Getting Money Out Of China. Good Luck With That.

When it comes to foreign currency outflow, China's laws on the books have not changed, but the reality on the ground has.

US china flagsI got a call the other day from a U.S. law firm that uses our China lawyers to consult on litigation matters involving Chinese companies. The law firm was calling to see about our serving a Chinese defendant with a complaint in a products liability action.

The first thing I did was tell them how we had a 100% success rate in serving Chinese companies with Hague process, but our strong sense was that “the rules on serving Chinese companies in China had changed.” I explained how China is now making great efforts to prevent foreign currency from leaving China and since the possibility of a Chinese company losing a lawsuit outside China meant the possibility of foreign currency leaving China, China’s Ministry of Justice is creating service of process issues where none existed previously.

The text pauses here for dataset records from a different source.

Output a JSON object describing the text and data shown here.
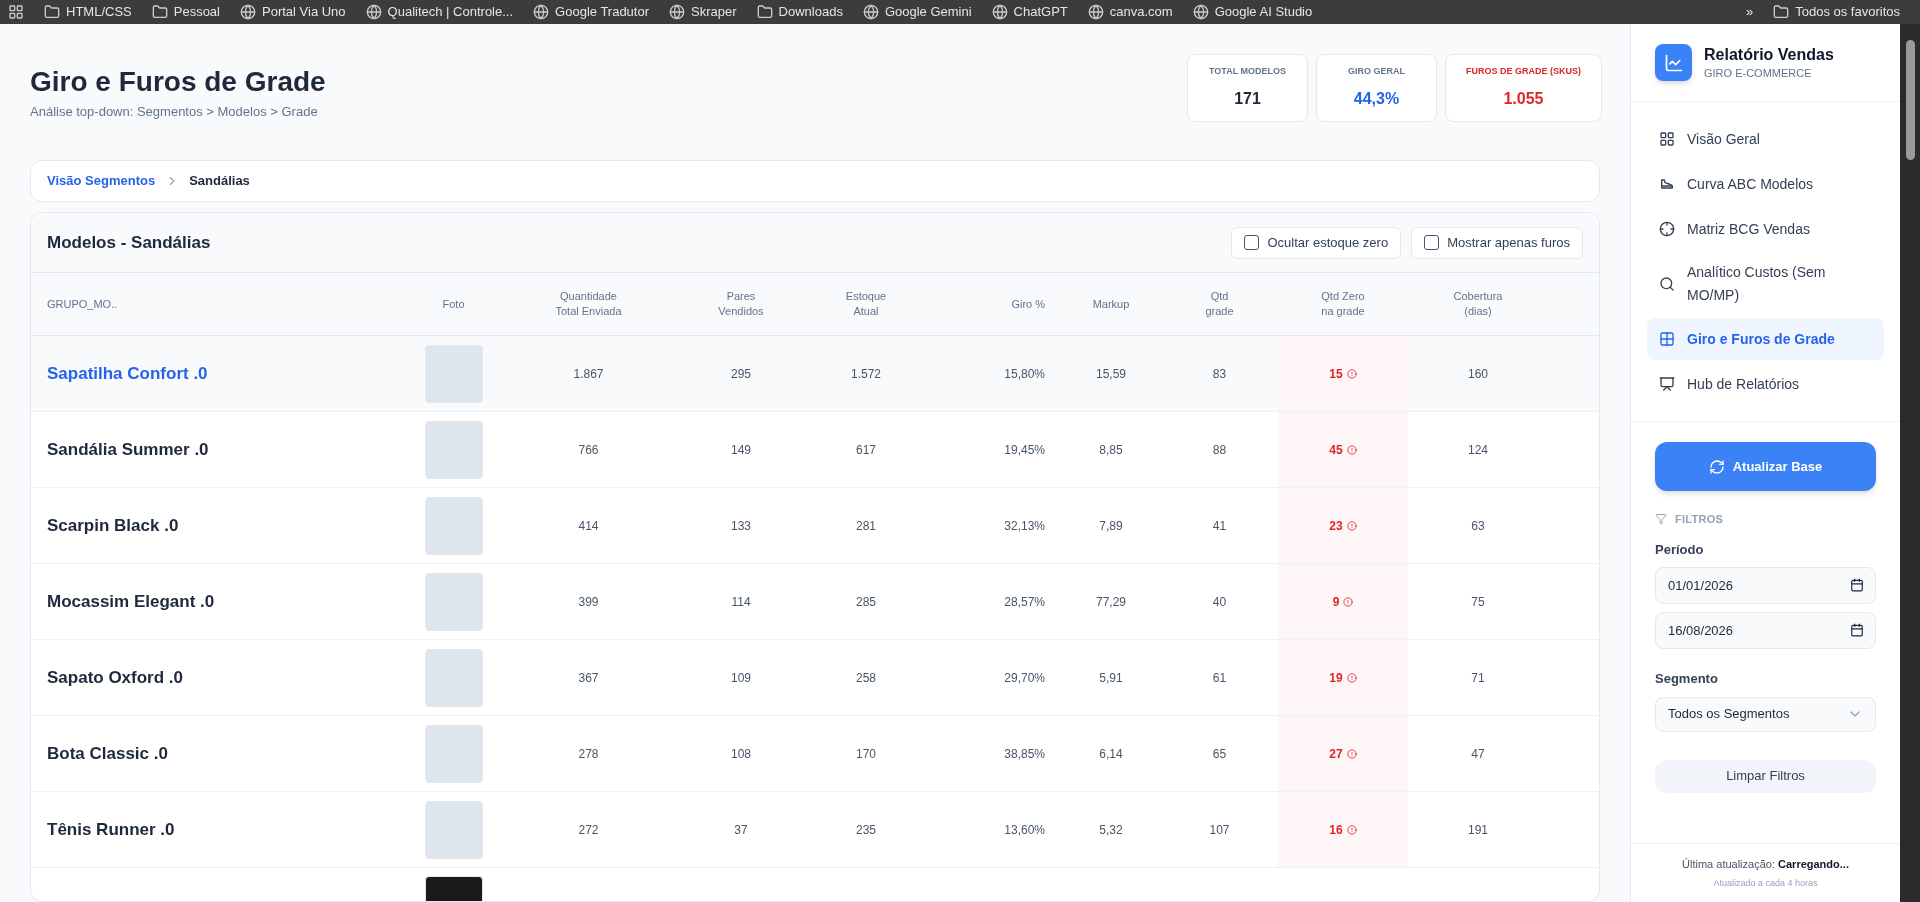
{
  "bookmarks": [
    {
      "label": "HTML/CSS",
      "kind": "folder"
    },
    {
      "label": "Pessoal",
      "kind": "folder"
    },
    {
      "label": "Portal Via Uno",
      "kind": "site"
    },
    {
      "label": "Qualitech | Controle...",
      "kind": "site"
    },
    {
      "label": "Google Tradutor",
      "kind": "site"
    },
    {
      "label": "Skraper",
      "kind": "site"
    },
    {
      "label": "Downloads",
      "kind": "folder"
    },
    {
      "label": "Google Gemini",
      "kind": "site"
    },
    {
      "label": "ChatGPT",
      "kind": "site"
    },
    {
      "label": "canva.com",
      "kind": "site"
    },
    {
      "label": "Google AI Studio",
      "kind": "site"
    }
  ],
  "bookmarks_more": "»",
  "all_bookmarks": "Todos os favoritos",
  "header": {
    "title": "Giro e Furos de Grade",
    "subtitle": "Análise top-down: Segmentos > Modelos > Grade"
  },
  "kpis": [
    {
      "label": "TOTAL MODELOS",
      "value": "171",
      "kind": "neutral"
    },
    {
      "label": "GIRO GERAL",
      "value": "44,3%",
      "kind": "info"
    },
    {
      "label": "FUROS DE GRADE (SKUS)",
      "value": "1.055",
      "kind": "alert"
    }
  ],
  "breadcrumb": [
    {
      "label": "Visão Segmentos",
      "selected": false
    },
    {
      "label": "Sandálias",
      "selected": true
    }
  ],
  "table": {
    "title": "Modelos - Sandálias",
    "filters": [
      {
        "label": "Ocultar estoque zero",
        "checked": false
      },
      {
        "label": "Mostrar apenas furos",
        "checked": false
      }
    ],
    "name_column": "GRUPO_MO..",
    "photo_column": "Foto",
    "columns": [
      "Quantidade Total Enviada",
      "Pares Vendidos",
      "Estoque Atual",
      "Giro %",
      "Markup",
      "Qtd grade",
      "Qtd Zero na grade",
      "Cobertura (dias)"
    ],
    "rows": [
      {
        "name": "Sapatilha Confort .0",
        "selected": true,
        "cells": [
          "1.867",
          "295",
          "1.572",
          "15,80%",
          "15,59",
          "83",
          "15",
          "160"
        ]
      },
      {
        "name": "Sandália Summer .0",
        "selected": false,
        "cells": [
          "766",
          "149",
          "617",
          "19,45%",
          "8,85",
          "88",
          "45",
          "124"
        ]
      },
      {
        "name": "Scarpin Black .0",
        "selected": false,
        "cells": [
          "414",
          "133",
          "281",
          "32,13%",
          "7,89",
          "41",
          "23",
          "63"
        ]
      },
      {
        "name": "Mocassim Elegant .0",
        "selected": false,
        "cells": [
          "399",
          "114",
          "285",
          "28,57%",
          "77,29",
          "40",
          "9",
          "75"
        ]
      },
      {
        "name": "Sapato Oxford .0",
        "selected": false,
        "cells": [
          "367",
          "109",
          "258",
          "29,70%",
          "5,91",
          "61",
          "19",
          "71"
        ]
      },
      {
        "name": "Bota Classic .0",
        "selected": false,
        "cells": [
          "278",
          "108",
          "170",
          "38,85%",
          "6,14",
          "65",
          "27",
          "47"
        ]
      },
      {
        "name": "Tênis Runner .0",
        "selected": false,
        "cells": [
          "272",
          "37",
          "235",
          "13,60%",
          "5,32",
          "107",
          "16",
          "191"
        ]
      }
    ]
  },
  "sidebar": {
    "title": "Relatório Vendas",
    "subtitle": "GIRO E-COMMERCE",
    "items": [
      {
        "label": "Visão Geral",
        "selected": false
      },
      {
        "label": "Curva ABC Modelos",
        "selected": false
      },
      {
        "label": "Matriz BCG Vendas",
        "selected": false
      },
      {
        "label": "Analítico Custos (Sem MO/MP)",
        "selected": false
      },
      {
        "label": "Giro e Furos de Grade",
        "selected": true
      },
      {
        "label": "Hub de Relatórios",
        "selected": false
      }
    ],
    "refresh_button": "Atualizar Base",
    "filters_heading": "FILTROS",
    "period_label": "Período",
    "date_from": "01/01/2026",
    "date_to": "16/08/2026",
    "segment_label": "Segmento",
    "segment_value": "Todos os Segmentos",
    "clear_button": "Limpar Filtros",
    "last_update_label": "Última atualização:",
    "last_update_value": "Carregando...",
    "update_note": "Atualizado a cada 4 horas"
  }
}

The above is just one of the many doing business with China (legal business in the above instance) has changed due to China’s efforts to block or at least slow down a foreign currency exodus.

I first wrote about China’s newish foreign currency restrictions on January 14, in Getting Money out of China: What the Heck is Going on? In that post, I mentioned how “in the last week or so, our China lawyers have probably received more ‘money problem’ calls than in the year before that. And unlike most of these sorts of calls, the problems are brand new to us. It has reached the point that yesterday I told an American company (waiting for a large sum in investment funds to arrive from China) that two weeks ago I would have quickly told him that the Chinese company’s excuse for being unable to send the money was a ruse, but with all that has been going on lately, I have no idea whether that is the case or not.”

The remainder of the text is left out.